Apesar de seu despreparo, Fry se ofereceu para ir, se não encontrassem, a tempo, alguém mais qualificado. A favor de Fry estavam sua fluência em vários idiomas e o fato de conhecer profundamente a situação política na Europa. Em 1935, tinha ido à Alemanha como correspondente estrangeiro do jornal americano The Living Age. Em Berlim, Fry testemunhara pessoalmente a violência nazista e seu ódio contra os judeus. Ele sabia que as ameaças feitas por Hitler tinham que ser levadas muito a sério.

Fry não tinha a aparecia de um herói; mais parecia um “yuppie” de nossos dias. Vestido de forma impecável, com um cravo vermelho na lapela, seus amigos o descreviam como “um jovem exuberante e agradável, culto e bonito”. Mas ele possuía algo inestimável – não tolerava injustiças – e estava sempre pronto a combatê-las. Seus pais costumavam dizer que, ainda estudante, Fry abandonara a escola altamente conceituada que freqüentava por considerar humilhantes algumas de suas tradições.

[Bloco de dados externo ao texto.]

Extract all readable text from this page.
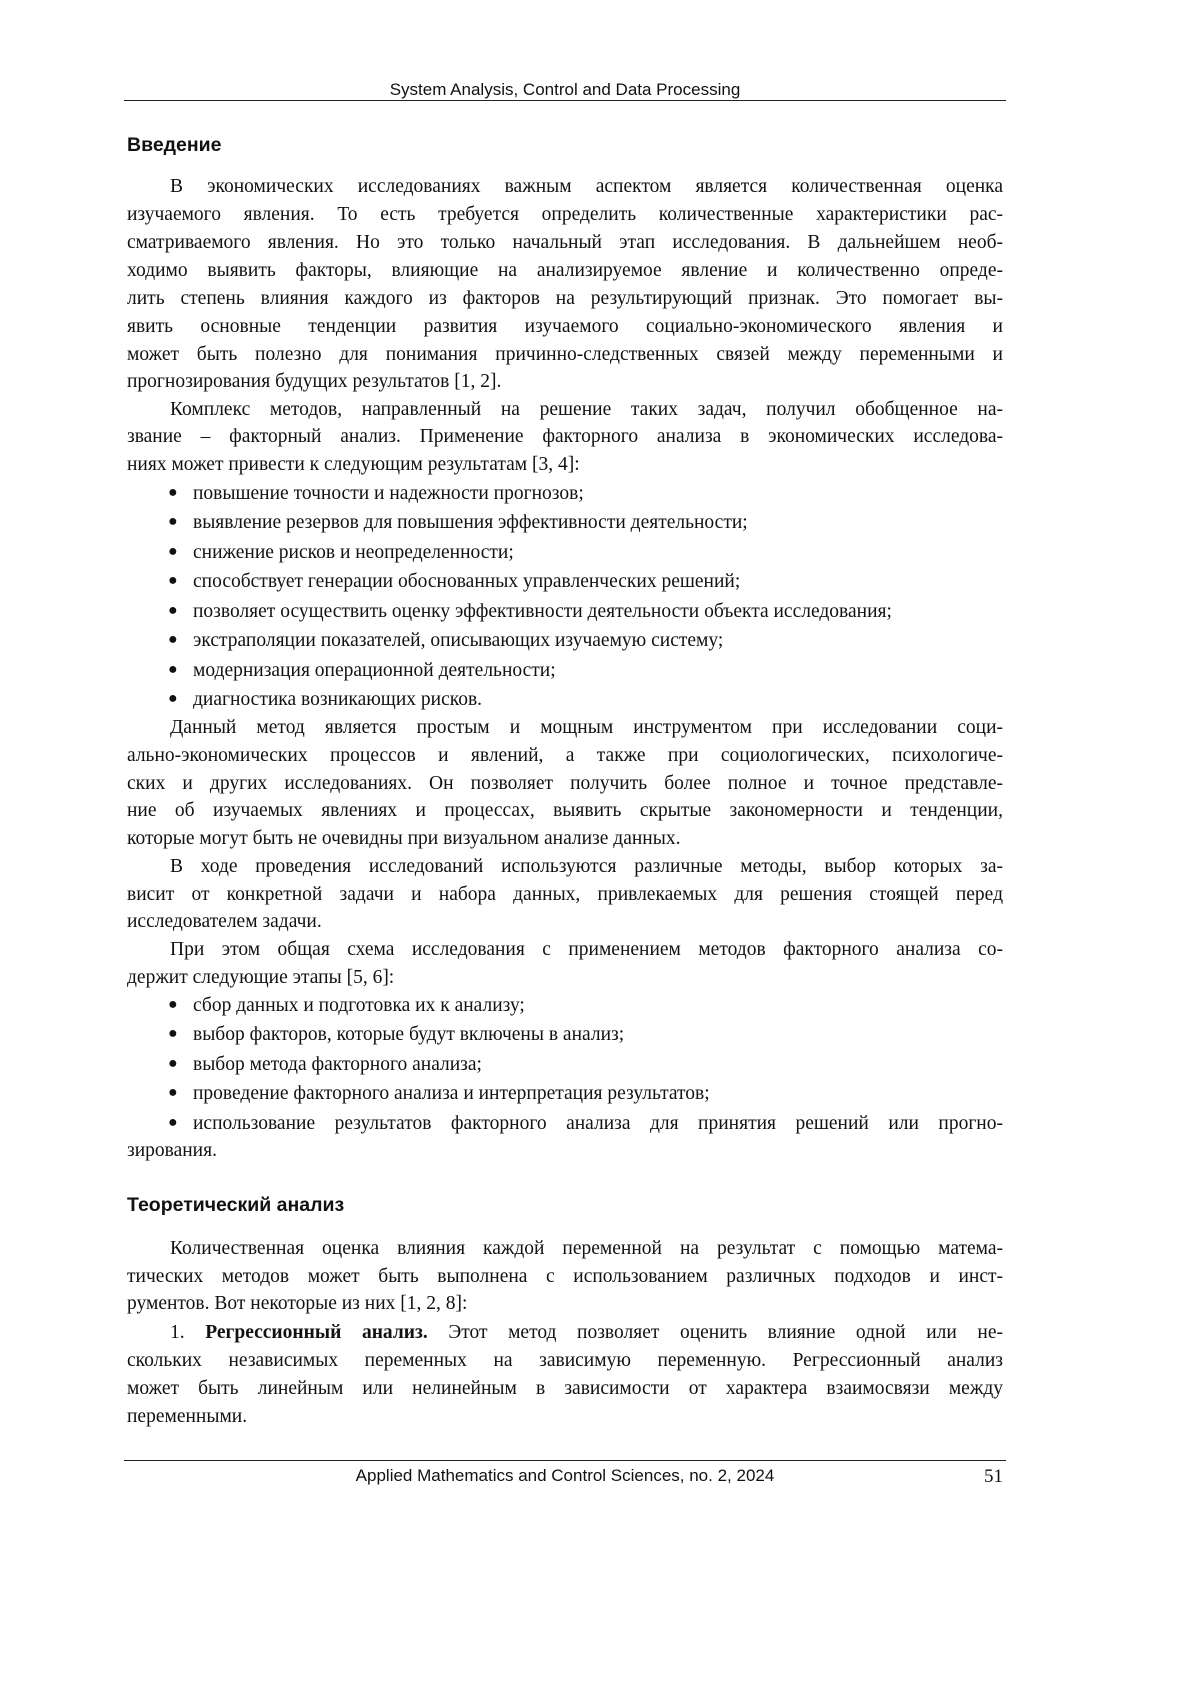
System Analysis, Control and Data Processing
Введение
Теоретический анализ
В экономических исследованиях важным аспектом является количественная оценка
изучаемого явления. То есть требуется определить количественные характеристики рас-
сматриваемого явления. Но это только начальный этап исследования. В дальнейшем необ-
ходимо выявить факторы, влияющие на анализируемое явление и количественно опреде-
лить степень влияния каждого из факторов на результирующий признак. Это помогает вы-
явить основные тенденции развития изучаемого социально-экономического явления и
может быть полезно для понимания причинно-следственных связей между переменными и
прогнозирования будущих результатов [1, 2].
Комплекс методов, направленный на решение таких задач, получил обобщенное на-
звание – факторный анализ. Применение факторного анализа в экономических исследова-
ниях может привести к следующим результатам [3, 4]:
● повышение точности и надежности прогнозов;
● выявление резервов для повышения эффективности деятельности;
● снижение рисков и неопределенности;
● способствует генерации обоснованных управленческих решений;
● позволяет осуществить оценку эффективности деятельности объекта исследования;
● экстраполяции показателей, описывающих изучаемую систему;
● модернизация операционной деятельности;
● диагностика возникающих рисков.
Данный метод является простым и мощным инструментом при исследовании соци-
ально-экономических процессов и явлений, а также при социологических, психологиче-
ских и других исследованиях. Он позволяет получить более полное и точное представле-
ние об изучаемых явлениях и процессах, выявить скрытые закономерности и тенденции,
которые могут быть не очевидны при визуальном анализе данных.
В ходе проведения исследований используются различные методы, выбор которых за-
висит от конкретной задачи и набора данных, привлекаемых для решения стоящей перед
исследователем задачи.
При этом общая схема исследования с применением методов факторного анализа со-
держит следующие этапы [5, 6]:
● сбор данных и подготовка их к анализу;
● выбор факторов, которые будут включены в анализ;
● выбор метода факторного анализа;
● проведение факторного анализа и интерпретация результатов;
● использование результатов факторного анализа для принятия решений или прогно-
зирования.
Количественная оценка влияния каждой переменной на результат с помощью матема-
тических методов может быть выполнена с использованием различных подходов и инст-
рументов. Вот некоторые из них [1, 2, 8]:
1. Регрессионный анализ. Этот метод позволяет оценить влияние одной или не-
скольких независимых переменных на зависимую переменную. Регрессионный анализ
может быть линейным или нелинейным в зависимости от характера взаимосвязи между
переменными.
Applied Mathematics and Control Sciences, no. 2, 2024	51
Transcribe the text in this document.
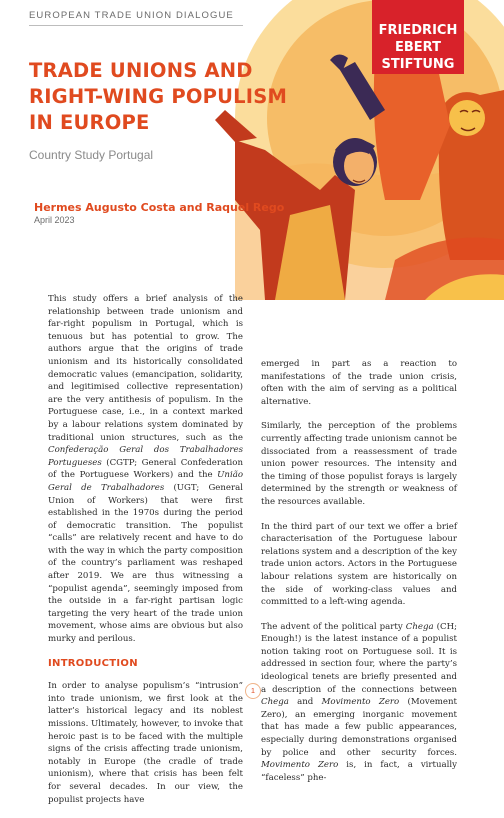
EUROPEAN TRADE UNION DIALOGUE
FRIEDRICH
EBERT
STIFTUNG
TRADE UNIONS AND
RIGHT-WING POPULISM
IN EUROPE
Country Study Portugal
Hermes Augusto Costa and Raquel Rego
April 2023

This study offers a brief analysis of the relationship between trade unionism and far-right populism in Portugal, which is tenuous but has potential to grow. The authors argue that the origins of trade unionism and its historically consolidated democratic values (emancipation, solidarity, and legitimised collective representation) are the very antithesis of populism. In the Portuguese case, i.e., in a context marked by a labour relations system dominated by traditional union structures, such as the Confederação Geral dos Trabalhadores Portugueses (CGTP; General Confederation of the Portuguese Workers) and the União Geral de Trabalhadores (UGT; General Union of Workers) that were first established in the 1970s during the period of democratic transition. The populist “calls” are relatively recent and have to do with the way in which the party composition of the country’s parliament was reshaped after 2019. We are thus witnessing a “populist agenda”, seemingly imposed from the outside in a far-right partisan logic targeting the very heart of the trade union movement, whose aims are obvious but also murky and perilous.

INTRODUCTION

In order to analyse populism’s “intrusion” into trade unionism, we first look at the latter’s historical legacy and its noblest missions. Ultimately, however, to invoke that heroic past is to be faced with the multiple signs of the crisis affecting trade unionism, notably in Europe (the cradle of trade unionism), where that crisis has been felt for several decades. In our view, the populist projects have

emerged in part as a reaction to manifestations of the trade union crisis, often with the aim of serving as a political alternative.

Similarly, the perception of the problems currently affecting trade unionism cannot be dissociated from a reassessment of trade union power resources. The intensity and the timing of those populist forays is largely determined by the strength or weakness of the resources available.

In the third part of our text we offer a brief characterisation of the Portuguese labour relations system and a description of the key trade union actors. Actors in the Portuguese labour relations system are historically on the side of working-class values and committed to a left-wing agenda.

The advent of the political party Chega (CH; Enough!) is the latest instance of a populist notion taking root on Portuguese soil. It is addressed in section four, where the party’s ideological tenets are briefly presented and a description of the connections between Chega and Movimento Zero (Movement Zero), an emerging inorganic movement that has made a few public appearances, especially during demonstrations organised by police and other security forces. Movimento Zero is, in fact, a virtually “faceless” phe-

1
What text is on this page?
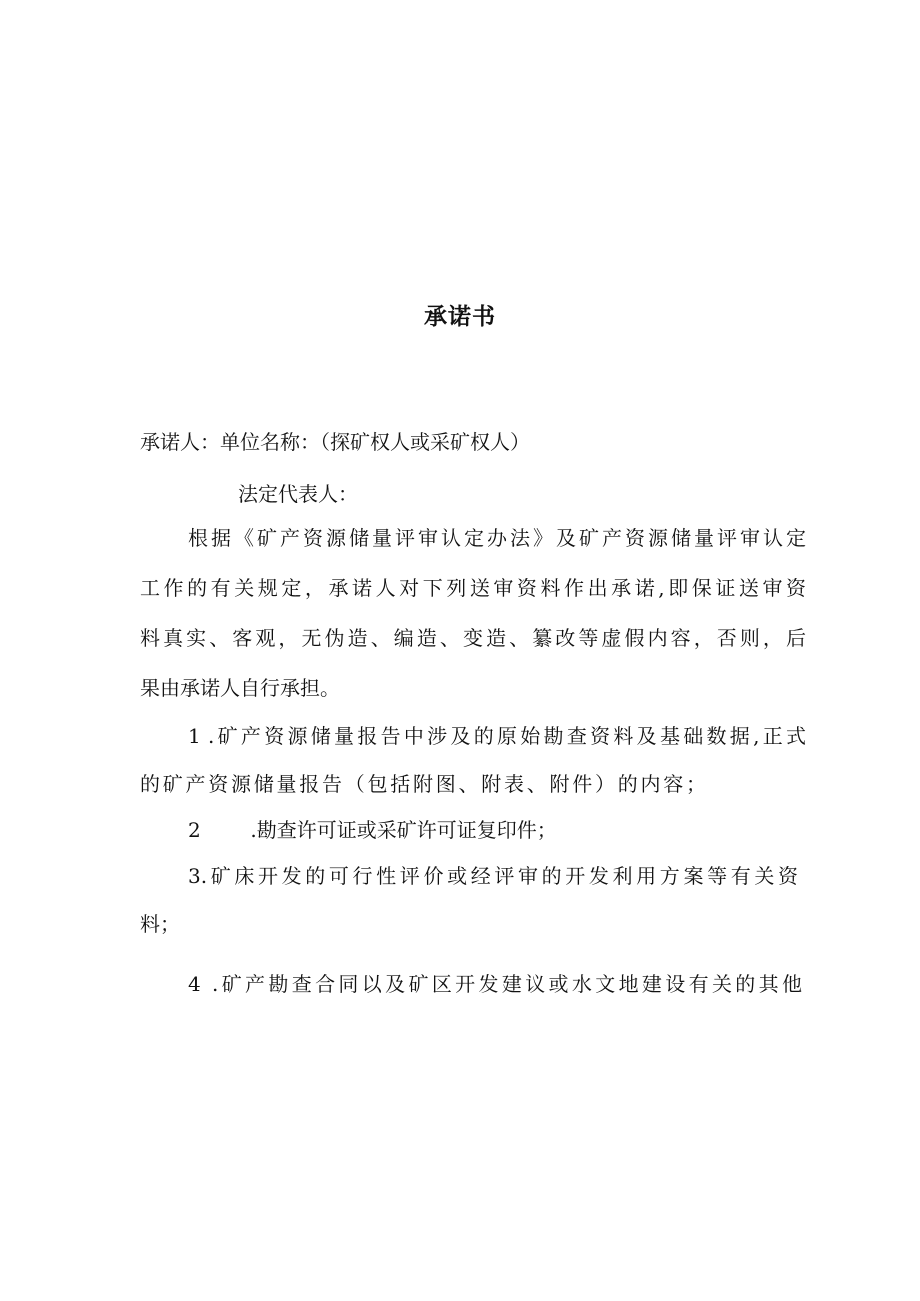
承诺书
承诺人：单位名称：（探矿权人或采矿权人）
法定代表人：
根据《矿产资源储量评审认定办法》及矿产资源储量评审认定
工作的有关规定，承诺人对下列送审资料作出承诺,即保证送审资
料真实、客观，无伪造、编造、变造、纂改等虚假内容，否则，后
果由承诺人自行承担。
1 .矿产资源储量报告中涉及的原始勘查资料及基础数据,正式
的矿产资源储量报告（包括附图、附表、附件）的内容；
2 .勘查许可证或采矿许可证复印件；
3.矿床开发的可行性评价或经评审的开发利用方案等有关资
料；
4 .矿产勘查合同以及矿区开发建议或水文地建设有关的其他
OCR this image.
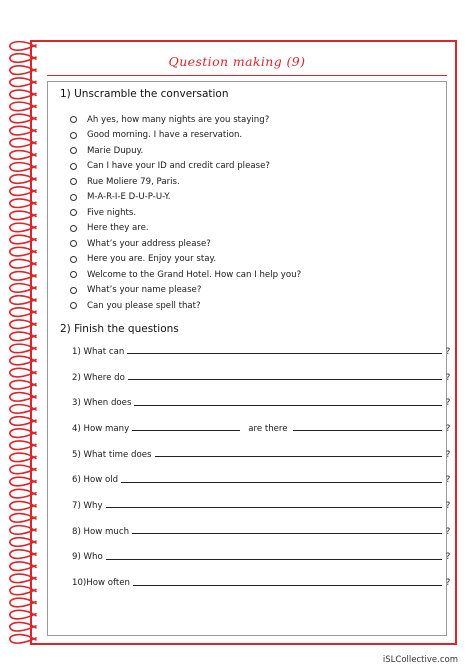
Question making (9)
1) Unscramble the conversation
Ah yes, how many nights are you staying?
Good morning. I have a reservation.
Marie Dupuy.
Can I have your ID and credit card please?
Rue Moliere 79, Paris.
M-A-R-I-E D-U-P-U-Y.
Five nights.
Here they are.
What’s your address please?
Here you are. Enjoy your stay.
Welcome to the Grand Hotel. How can I help you?
What’s your name please?
Can you please spell that?
2) Finish the questions
1) What can	?
2) Where do	?
3) When does	?
4) How many	are there	?
5) What time does	?
6) How old	?
7) Why	?
8) How much	?
9) Who	?
10)How often	?
iSLCollective.com
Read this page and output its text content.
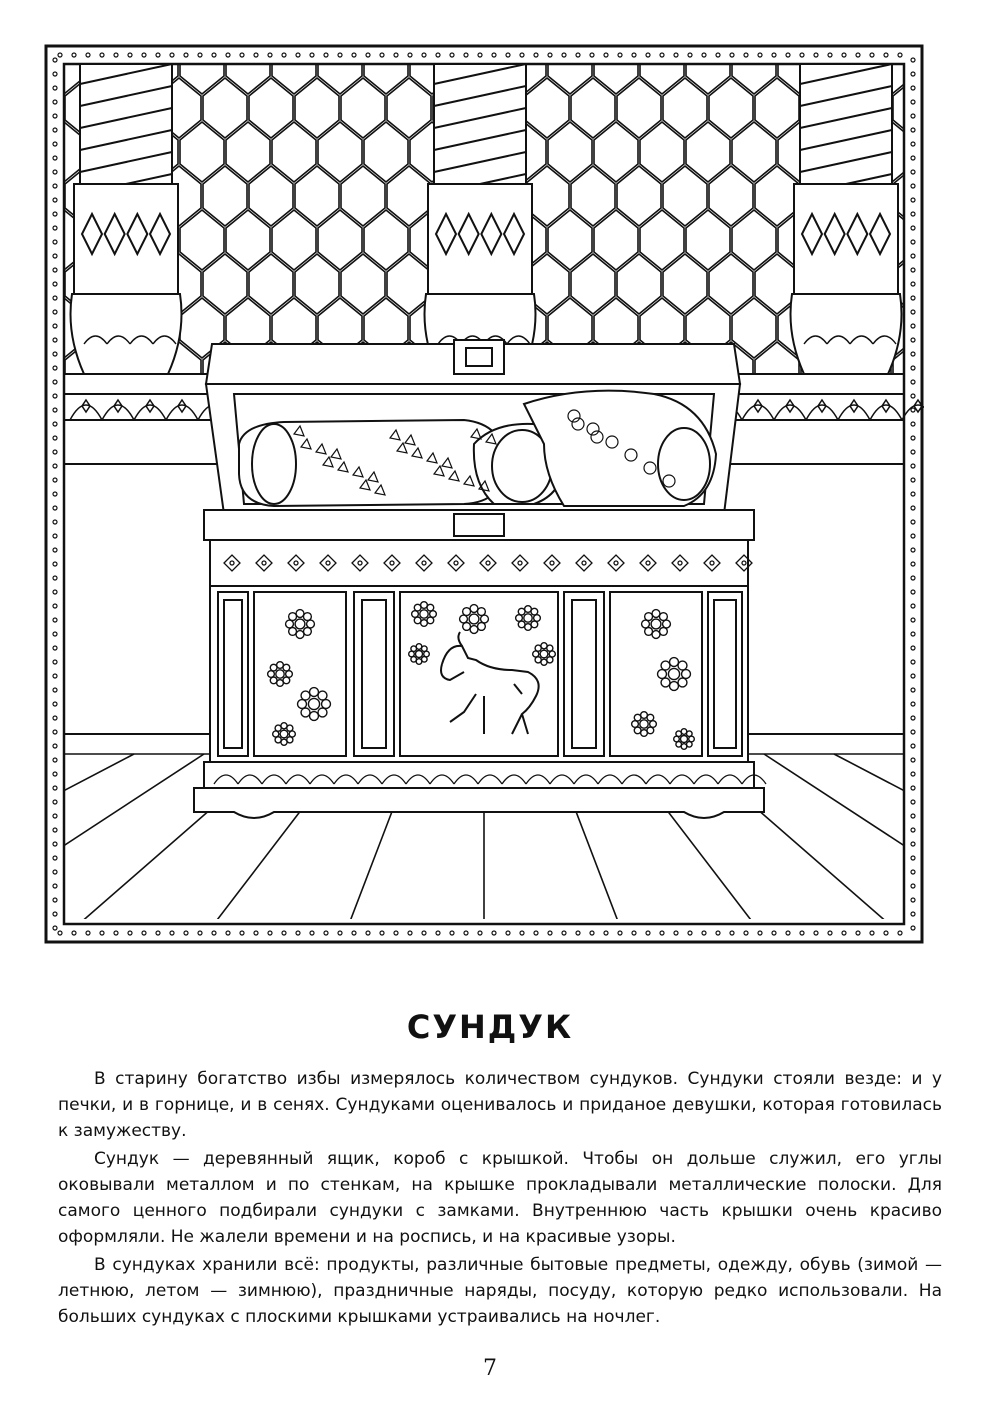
СУНДУК

В старину богатство избы измерялось количеством сундуков. Сундуки стояли везде: и у печки, и в горнице, и в сенях. Сундуками оценивалось и приданое девушки, которая готовилась к замужеству.

Сундук — деревянный ящик, короб с крышкой. Чтобы он дольше служил, его углы оковывали металлом и по стенкам, на крышке прокладывали металлические полоски. Для самого ценного подбирали сундуки с замками. Внутреннюю часть крышки очень красиво оформляли. Не жалели времени и на роспись, и на красивые узоры.

В сундуках хранили всё: продукты, различные бытовые предметы, одежду, обувь (зимой — летнюю, летом — зимнюю), праздничные наряды, посуду, которую редко использовали. На больших сундуках с плоскими крышками устраивались на ночлег.

7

No dia 3 de agosto de 1940, aos 32 anos, Fry desembarcou em Marselha. Tinha US$ 3 mil amarrados em uma das pernas e no bolso a lista de 200 nomes. Suas instruções eram claras: permanecer na cidade por três semanas, encontrar e contatar os nomes da lista, distribuir o dinheiro e conselhos e voltar para os Estados Unidos. Mas, 24 horas após sua chegada, Fry já se havia conscientizado da complexidade de sua missão. Três semanas eram um espaço de tempo ridiculamente curto e a lista feita em Nova York era insignificante quando comparada com a realidade. Centenas de milhares – e não apenas 200 refugiados – precisavam de ajuda e as dificuldades eram imensas. Em 1945, escreveu: “Os refugiados começaram a vir ao meu quarto no dia seguinte. Muitos estavam com os nervos em frangalhos e sua coragem já havia desaparecido”.

Oficialmente, a única forma de sair da França era através da Espanha ou de Portugal. Mas para tanto era necessário um passaporte válido e uma série de vistos: o de saída francês, um salvo-conduto para a fronteira; um de trânsito espanhol e outro português e, finalmente, um visto que permitisse a entrada da pessoa em um país que a aceitasse. A maioria dos refugiados não tinha passaporte, além de ser muito difícil encontrar um país que permitisse a entrada de refugiados, em particular, de judeus.